• Delivering care to oncology patients in the community: an innovative integrated approach.

      Hanan, Terry; Mullen, Louise; Laffoy, Marie; O'Toole, Eve; Richmond, Janice; Wynne, Mary (British Journal of Community Nursing, 2014-08)
      A community oncology nursing programme was developed in Ireland between the hospital and community health services for patients receiving systemic cancer therapy, in response to a service need. A robust evaluation of the pilot programme was undertaken, which found that defined clinical procedures traditionally undertaken in hospitals were safely undertaken in the patient's home with no adverse effects.

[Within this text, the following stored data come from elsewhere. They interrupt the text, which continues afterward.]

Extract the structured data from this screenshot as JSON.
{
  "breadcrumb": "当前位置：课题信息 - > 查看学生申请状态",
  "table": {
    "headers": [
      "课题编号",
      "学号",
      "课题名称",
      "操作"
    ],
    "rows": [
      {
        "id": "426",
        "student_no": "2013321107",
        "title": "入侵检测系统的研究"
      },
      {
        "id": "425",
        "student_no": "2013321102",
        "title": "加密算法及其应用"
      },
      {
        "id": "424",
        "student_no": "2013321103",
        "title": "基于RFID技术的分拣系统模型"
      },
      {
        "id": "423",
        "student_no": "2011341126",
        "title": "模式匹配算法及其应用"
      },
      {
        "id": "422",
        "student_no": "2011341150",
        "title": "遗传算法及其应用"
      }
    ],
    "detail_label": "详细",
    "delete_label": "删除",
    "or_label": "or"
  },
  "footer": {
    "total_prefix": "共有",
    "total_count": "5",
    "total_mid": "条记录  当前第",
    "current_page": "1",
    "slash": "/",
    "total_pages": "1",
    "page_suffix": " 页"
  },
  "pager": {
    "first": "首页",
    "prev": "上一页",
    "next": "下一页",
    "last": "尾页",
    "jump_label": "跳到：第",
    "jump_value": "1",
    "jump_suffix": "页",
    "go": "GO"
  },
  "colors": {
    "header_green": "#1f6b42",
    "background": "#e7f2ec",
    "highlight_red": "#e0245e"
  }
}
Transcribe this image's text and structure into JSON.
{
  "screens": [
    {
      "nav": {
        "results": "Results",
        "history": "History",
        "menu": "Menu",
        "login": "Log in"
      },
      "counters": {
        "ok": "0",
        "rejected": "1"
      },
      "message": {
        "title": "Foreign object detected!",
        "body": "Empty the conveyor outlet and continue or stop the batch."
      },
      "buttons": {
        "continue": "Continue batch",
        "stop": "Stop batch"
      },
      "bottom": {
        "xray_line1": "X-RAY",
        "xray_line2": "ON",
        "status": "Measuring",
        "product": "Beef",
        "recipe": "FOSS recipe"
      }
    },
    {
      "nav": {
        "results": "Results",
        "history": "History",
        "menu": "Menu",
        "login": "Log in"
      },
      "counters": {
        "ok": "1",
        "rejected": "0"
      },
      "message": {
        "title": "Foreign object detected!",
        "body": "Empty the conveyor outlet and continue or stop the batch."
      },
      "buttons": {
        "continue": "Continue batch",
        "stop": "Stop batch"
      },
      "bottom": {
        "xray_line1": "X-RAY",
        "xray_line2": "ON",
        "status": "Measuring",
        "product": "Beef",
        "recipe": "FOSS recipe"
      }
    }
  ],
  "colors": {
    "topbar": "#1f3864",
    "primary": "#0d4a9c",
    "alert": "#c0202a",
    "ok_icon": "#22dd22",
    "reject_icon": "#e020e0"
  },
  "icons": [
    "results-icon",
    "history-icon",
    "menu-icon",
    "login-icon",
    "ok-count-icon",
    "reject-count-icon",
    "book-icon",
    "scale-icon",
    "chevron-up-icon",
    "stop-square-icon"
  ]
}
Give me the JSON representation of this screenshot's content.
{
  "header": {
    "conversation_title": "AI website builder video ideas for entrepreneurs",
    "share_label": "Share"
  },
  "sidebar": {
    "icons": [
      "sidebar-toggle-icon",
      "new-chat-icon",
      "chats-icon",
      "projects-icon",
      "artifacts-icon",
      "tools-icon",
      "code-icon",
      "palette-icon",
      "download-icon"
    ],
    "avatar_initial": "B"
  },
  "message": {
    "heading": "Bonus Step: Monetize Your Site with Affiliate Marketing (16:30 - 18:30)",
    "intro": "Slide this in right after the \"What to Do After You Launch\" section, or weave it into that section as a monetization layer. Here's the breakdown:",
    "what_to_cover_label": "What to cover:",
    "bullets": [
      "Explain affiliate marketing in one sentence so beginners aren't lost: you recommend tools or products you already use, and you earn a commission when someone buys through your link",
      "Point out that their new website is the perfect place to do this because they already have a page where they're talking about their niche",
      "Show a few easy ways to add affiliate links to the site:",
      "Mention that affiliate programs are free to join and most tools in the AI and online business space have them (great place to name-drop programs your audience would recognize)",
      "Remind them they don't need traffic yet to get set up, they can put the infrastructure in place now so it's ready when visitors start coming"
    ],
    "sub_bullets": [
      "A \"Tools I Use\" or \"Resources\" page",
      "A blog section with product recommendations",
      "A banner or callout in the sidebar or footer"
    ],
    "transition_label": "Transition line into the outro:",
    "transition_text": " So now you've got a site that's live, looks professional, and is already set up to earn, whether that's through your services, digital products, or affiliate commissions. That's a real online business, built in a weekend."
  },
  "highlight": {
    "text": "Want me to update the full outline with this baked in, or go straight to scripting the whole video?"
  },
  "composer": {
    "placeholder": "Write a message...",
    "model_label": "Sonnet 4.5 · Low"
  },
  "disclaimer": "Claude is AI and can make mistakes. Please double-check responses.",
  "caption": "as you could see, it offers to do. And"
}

There was a dramatic decrease in hospital attendances for these defined clinical procedures, and hospital capacity was consequently freed up. Patients valued having aspects of their care delivered at home and reported that it improved their quality of life, including reduced hospital visits and travel time. Community nurses expanded their scope of practice and became partners with oncology day-ward nurses in caring for these patients. Community nurses developed the competence and confidence to safely deliver cancer care in the community. This initiative shows that defined elements of acute cancer care can be safely delivered in the community so long as the training and support are provided. The findings and recommendations of the evaluation resulted in university accreditation and approval for national roll-out of the programme. Integration of services between primary and secondary care is a key priority. This innovative programme is a good example of shared integrated care that benefits both patients and health-care providers.